What the status of the Mountain West is when those four schools do leave in the summer of 2026 is unknown. Does it pull schools from the FCS to the league? And does UNLV want to be part of that? With a football program on the rise based out of Las Vegas, the Rebels are appealing.
“Do they have a TV deal in place?” Odom said when asked about UNLV’s future. “What does that look like? I am a firm believer in let’s go put our action on the field, see how many we can win, see how good we can get, and everything else will take care of itself.”
When Cincinnati crashed the four-team College Football Playoff in 2021, it delivered hope to the Group of Five. Now with the 12-team playoff, being perfect is not a requirement. UNLV is 3-0 and if the Rebels beat Syracuse on Oct. 4 at Allegiant Stadium, they will have beat three Power 4 programs in nonconference play.
First is the conference opener against Fresno State on Sept. 28, though.
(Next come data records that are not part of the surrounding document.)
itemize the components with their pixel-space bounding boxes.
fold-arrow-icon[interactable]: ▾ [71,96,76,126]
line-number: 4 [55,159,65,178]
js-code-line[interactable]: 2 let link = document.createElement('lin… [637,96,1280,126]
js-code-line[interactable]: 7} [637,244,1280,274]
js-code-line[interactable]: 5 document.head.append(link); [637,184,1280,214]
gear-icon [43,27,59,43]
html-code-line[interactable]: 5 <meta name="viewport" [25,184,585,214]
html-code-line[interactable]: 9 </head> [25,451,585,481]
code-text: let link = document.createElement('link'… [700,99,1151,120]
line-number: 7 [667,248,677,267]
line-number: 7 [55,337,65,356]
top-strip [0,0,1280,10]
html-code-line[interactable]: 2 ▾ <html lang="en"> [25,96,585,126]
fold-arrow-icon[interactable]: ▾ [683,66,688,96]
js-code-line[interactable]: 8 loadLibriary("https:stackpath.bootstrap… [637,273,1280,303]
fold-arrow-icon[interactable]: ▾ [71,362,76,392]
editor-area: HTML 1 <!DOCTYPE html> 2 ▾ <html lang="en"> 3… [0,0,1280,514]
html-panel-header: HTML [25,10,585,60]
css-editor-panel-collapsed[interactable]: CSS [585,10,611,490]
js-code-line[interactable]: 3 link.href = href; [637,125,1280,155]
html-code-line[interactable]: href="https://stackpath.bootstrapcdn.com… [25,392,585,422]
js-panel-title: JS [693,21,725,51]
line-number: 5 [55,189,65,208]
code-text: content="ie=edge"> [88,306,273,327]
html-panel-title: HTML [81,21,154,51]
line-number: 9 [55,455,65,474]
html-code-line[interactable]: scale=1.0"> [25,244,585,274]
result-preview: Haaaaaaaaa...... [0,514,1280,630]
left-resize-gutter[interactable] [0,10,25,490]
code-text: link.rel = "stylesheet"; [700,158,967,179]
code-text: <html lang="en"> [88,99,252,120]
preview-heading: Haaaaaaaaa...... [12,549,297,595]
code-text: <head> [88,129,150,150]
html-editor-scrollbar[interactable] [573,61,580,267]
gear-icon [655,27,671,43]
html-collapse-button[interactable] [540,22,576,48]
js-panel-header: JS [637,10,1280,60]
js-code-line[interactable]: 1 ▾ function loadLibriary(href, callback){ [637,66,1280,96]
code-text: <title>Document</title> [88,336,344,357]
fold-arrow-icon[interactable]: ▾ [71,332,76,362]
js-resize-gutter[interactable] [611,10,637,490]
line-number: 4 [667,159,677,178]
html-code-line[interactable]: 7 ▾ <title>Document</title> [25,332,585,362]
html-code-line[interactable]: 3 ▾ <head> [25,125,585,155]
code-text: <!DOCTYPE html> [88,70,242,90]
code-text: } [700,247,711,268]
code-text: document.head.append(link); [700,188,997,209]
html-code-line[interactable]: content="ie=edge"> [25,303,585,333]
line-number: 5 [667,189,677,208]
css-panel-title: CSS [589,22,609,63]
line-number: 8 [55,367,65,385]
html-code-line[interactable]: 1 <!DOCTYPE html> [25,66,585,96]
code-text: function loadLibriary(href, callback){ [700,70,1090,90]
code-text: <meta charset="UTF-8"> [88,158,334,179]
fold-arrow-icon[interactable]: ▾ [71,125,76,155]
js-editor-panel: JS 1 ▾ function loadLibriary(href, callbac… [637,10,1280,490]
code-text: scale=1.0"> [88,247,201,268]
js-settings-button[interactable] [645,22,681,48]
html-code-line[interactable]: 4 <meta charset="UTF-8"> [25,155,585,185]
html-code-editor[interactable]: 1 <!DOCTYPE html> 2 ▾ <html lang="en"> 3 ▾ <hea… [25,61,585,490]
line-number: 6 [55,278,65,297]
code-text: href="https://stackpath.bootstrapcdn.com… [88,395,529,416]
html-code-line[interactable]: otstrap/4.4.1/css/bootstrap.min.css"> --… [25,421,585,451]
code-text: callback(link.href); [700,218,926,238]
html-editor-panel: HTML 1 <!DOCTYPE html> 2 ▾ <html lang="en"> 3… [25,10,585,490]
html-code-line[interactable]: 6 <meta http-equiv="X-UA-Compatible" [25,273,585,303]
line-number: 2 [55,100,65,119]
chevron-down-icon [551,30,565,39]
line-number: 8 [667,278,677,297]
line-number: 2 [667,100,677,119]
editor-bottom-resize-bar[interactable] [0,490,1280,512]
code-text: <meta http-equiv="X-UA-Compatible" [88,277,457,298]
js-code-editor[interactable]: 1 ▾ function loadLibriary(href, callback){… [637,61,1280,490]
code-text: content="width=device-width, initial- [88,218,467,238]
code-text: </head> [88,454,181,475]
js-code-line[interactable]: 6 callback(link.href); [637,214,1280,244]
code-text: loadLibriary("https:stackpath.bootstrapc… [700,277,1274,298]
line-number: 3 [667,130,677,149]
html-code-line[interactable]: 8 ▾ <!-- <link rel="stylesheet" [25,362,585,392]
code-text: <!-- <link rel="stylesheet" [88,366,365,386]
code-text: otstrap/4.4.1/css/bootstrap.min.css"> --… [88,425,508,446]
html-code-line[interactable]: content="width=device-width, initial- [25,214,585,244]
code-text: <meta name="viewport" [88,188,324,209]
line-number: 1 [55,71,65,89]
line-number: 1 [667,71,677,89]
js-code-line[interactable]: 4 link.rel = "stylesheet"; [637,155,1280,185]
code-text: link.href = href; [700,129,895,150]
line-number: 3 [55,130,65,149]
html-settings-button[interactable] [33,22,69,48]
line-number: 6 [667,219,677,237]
“If you look to the strength of schedule, your conference champion and you won your out-of-conference games which were against power five teams, you do that and you’re positioning yourself for the picture and the prizer to get much larger,” Odom said. “We talk about those things because I know that our players see it, they hear it. Let’s be open and honest about it. Let’s get into the month of November and be playing for something really, really big.”